Cerebras Systems announced an AI inference solution for developers on Tuesday. According to the company claims, it is a much faster inference solution, 20 times faster than Nvidia’s offerings.
Cerebras will provide access to its larger chips to run AI applications, which, according to the company, are also cheaper than Nvidia GPUs. The industry-standard Nvidia GPUs are often accessed through cloud service providers to run large language models such as ChatGPT. Getting access is usually not easy for many small firms and is expensive.
Cerebras claims its new chips can deliver performance that is beyond GPUs
AI inference is the process of operating an already trained AI model to get an output, such as answers from chatbots and solving different tasks. Inference services are the backbone of today’s AI applications, as they rely on them for day-to-day operations to facilitate users.
Cerebras said inference is the fastest-growing segment of the AI industry as it accounts for 40% of all AI-related workloads in cloud computing. Cerebras CEO Andrew Feldman said the company’s outsized chips deliver more performance than a GPU. GPUs cannot achieve this level, he said. Feldman was talking to Reuters in an interview.
He added,
“We’re doing it at the highest accuracy, and we’re offering it at the lowest price.” Source: Reuters.
The CEO said that the existing AI inference services are not satisfactory for all customers. He told a separate group of reporters in San Francisco that the company is “seeing all sorts of interest” in faster and cost-effective solutions.
Until now, Nvidia has dominated the AI computing market with its gold-standard chips and Compute Unified Device Architecture (CUDA) programming environment. This has helped Nvidia to lock developers within its ecosystem by providing a vast array of tools.
Cerbras chips have 7000 times more memory than Nvidia H100 GPUs
Cerebras said its high-speed inference service is a turning point for the AI industry. The company’s new chips, which are as big as dinner plates, are called Wafer Scale Engines. They can process 1000 tokens per second, which the company said is comparable to the introduction of broadband internet.
According to the company, the new chips deliver different amounts of output for various AI models.
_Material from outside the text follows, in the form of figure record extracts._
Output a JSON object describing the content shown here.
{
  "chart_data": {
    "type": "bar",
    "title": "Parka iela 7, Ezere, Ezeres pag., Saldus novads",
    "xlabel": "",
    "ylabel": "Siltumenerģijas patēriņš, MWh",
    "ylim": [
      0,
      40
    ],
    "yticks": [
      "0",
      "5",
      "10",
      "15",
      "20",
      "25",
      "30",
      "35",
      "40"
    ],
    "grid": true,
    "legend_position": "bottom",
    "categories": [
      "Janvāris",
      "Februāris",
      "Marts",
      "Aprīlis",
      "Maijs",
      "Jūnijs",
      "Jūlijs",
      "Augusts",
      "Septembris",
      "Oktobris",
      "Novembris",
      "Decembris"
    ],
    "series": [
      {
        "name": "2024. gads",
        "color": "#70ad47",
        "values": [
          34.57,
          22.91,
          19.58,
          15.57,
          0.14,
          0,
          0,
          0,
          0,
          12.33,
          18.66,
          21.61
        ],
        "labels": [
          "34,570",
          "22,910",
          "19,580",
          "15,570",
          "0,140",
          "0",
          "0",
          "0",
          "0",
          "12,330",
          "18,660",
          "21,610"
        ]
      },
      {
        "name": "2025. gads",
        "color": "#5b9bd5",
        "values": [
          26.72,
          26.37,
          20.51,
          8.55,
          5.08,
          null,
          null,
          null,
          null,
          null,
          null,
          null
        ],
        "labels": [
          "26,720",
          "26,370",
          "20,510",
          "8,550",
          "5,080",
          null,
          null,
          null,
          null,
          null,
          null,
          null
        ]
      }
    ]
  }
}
For Llama 3.1 8B, the new chips can process as many as 1800 tokens per second, while for Llama 3.1 70B, it can process 450 tokens per second.
Cerebras is offering inference services at 10 cents per one million tokens, which is less than the ones based on GPUs. Usually, alternate approaches compromise accuracy for performance, according to industry beliefs, while the Cerebras new chips are capable of maintaining accuracy, according to company claims.
Cerebras said it will offer AI inference products in different forms. The company plans to introduce an inference service via its cloud and a developer key. The firm will also sell the new chips to data center customers and those who want to operate their own systems.
The new Wafer Scale Engine chips have their own integrated cooling and power delivery modules and come as a part of a Cerebras data center system called the CS-3. According to different reports, the Cerebras CS-3 system is the backbone of the company’s inference service.
The system boasts 7000 times more memory capacity than Nvidia H100 GPUs. This also solves the fundamental problem of memory bandwidth, which many chipmakers are trying to address.
Cerbras is also working on becoming a publicly traded company. To do this, it has filed a confidential prospectus with the Securities and Exchange Commission (SEC) this month.